Shkreli was convicted of securities fraud.

Although they are unaware of each other’s activities and therefore not related, the promise of making a fortune through cryptocurrency proved too tempting for both Pavlich, a New Zealand scientist, and Okke, a businessman from Nigerian business. Despite their promising careers, they were drawn to the potential wealth that could be gained through illegal activities associated with investing in cryptocurrency. Unfortunately, their quest for cryptocurrency riches ultimately led to the downfall of their careers.

Why young startup founders fail

What drives successful young entrepreneurs to engage in illegal activities like bank fraud?

It is important to note that engaging in fraudulent activity is not a characteristic of successful young entrepreneurs.

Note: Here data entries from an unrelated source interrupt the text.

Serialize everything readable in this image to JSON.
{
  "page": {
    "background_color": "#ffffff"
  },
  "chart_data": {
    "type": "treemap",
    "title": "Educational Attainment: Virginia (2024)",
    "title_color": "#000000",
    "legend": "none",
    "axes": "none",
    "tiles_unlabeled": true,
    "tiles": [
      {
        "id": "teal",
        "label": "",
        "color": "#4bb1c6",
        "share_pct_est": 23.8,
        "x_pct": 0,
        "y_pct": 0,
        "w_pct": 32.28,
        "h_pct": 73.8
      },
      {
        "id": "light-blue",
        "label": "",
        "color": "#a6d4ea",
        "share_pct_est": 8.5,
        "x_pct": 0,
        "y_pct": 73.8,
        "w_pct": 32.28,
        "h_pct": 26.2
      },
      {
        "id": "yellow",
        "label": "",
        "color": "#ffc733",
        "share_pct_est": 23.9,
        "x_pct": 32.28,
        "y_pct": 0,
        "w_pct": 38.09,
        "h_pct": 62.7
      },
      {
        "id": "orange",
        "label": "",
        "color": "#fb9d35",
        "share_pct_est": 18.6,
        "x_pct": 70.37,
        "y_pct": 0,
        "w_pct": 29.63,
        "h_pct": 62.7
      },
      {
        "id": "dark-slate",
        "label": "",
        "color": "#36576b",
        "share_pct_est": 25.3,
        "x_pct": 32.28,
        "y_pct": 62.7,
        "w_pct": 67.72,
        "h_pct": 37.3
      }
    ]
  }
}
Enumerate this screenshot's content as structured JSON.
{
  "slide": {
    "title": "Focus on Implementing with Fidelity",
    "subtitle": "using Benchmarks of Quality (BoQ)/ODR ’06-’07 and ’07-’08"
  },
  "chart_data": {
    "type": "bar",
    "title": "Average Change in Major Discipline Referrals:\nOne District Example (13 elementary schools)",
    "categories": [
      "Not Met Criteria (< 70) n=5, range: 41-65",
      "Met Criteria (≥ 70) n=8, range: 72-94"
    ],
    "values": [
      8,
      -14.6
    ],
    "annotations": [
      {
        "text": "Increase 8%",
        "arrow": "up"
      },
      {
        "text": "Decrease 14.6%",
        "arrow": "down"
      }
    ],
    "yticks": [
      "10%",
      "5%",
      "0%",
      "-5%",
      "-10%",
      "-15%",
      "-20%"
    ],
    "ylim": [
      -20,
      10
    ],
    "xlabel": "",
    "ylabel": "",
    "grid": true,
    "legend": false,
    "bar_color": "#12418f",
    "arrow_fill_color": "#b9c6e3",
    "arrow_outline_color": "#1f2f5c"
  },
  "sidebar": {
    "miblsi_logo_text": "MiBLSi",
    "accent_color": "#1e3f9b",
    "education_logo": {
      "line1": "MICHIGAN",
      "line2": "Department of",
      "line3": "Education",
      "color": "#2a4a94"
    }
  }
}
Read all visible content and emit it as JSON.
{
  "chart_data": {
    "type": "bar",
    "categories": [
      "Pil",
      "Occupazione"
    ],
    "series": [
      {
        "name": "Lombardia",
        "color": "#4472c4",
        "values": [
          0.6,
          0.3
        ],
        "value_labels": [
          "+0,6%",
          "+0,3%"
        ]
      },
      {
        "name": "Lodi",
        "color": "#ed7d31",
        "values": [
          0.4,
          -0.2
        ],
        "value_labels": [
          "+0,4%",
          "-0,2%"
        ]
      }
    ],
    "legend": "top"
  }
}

However, in cases where a young entrepreneur engages in bank fraud, a variety of factors could lead to such behavior, including ego, greed, desperation and more.

1. Financial pressure

Starting a new business can be expensive, and entrepreneurs may feel pressured to meet financial obligations, such as loan payments or investor expectations.

If an entrepreneur feels unable to meet these financial obligations, they may resort to fraud to cover their expenses or maintain their lifestyle.

2. Overconfidence

Entrepreneurs are often seen as risk takers, which can sometimes lead to overconfidence. Entrepreneurs may participate in fraud because they are convinced that their business will eventually be successful enough to cover the losses.

Also, an inflated ego can disturb your reality check, and as such, you may genuinely believe that you can get away with doing things that are borderline right or simply illegal.

3. Despair

Suppose entrepreneurs struggle to keep their businesses afloat or face bankruptcy. In that case, they may feel desperate and be more willing to engage in fraudulent activity as a last resort to keep their business going.

4. Greed

Unfortunately, some people are simply motivated by greed and will engage in fraudulent activities to enrich themselves at the expense of others.

5. Lack of ethics or moral compass

Finally, some young entrepreneurs may not have a strong ethical or moral compass and may engage in fraudulent activity simply because they see nothing wrong with it or because they believe the ends justify the means.

It is important to note that these factors are not excuses for fraudulent behavior and that engaging in such activity can have serious consequences, both legal and professional. As such, it is important that young entrepreneurs prioritize ethical behavior and seek support and resources when facing financial or business challenges.

fake it till you make it

It is the expression:fake it ’til you make it » responsible for the young entrepreneurs who make the success of your business?

Hypernet’s Ivan Pavlich said it was at Stanford University that he learned to develop a « risk-taking » mentality. Clearly, he went a step too far.

The phrase « fake it till you make it” suggests that if you act as if you have confidence and competence in a particular area, you will eventually develop that confidence and competence. While this can be a helpful mindset for people who lack self-confidence, engaging in illegal or unethical behavior is not a license.

Some young entrepreneurs may be tempted to manufacture the success of their business, especially if they believe that doing so will attract investors or customers. However, such behavior is not only unethical but also unsustainable. Eventually, the truth will come out, and the consequences could be serious, including legal action, reputational damage, and loss of customers.

Therefore, it is important that entrepreneurs focus on building their businesses in an ethical and sustainable manner. This means being honest about your strengths and weaknesses, seeking advice and mentoring when necessary, and being transparent with investors, clients, and other stakeholders. By doing so, they can build a solid foundation for the success of their business and avoid the pitfalls of dishonesty and deceit.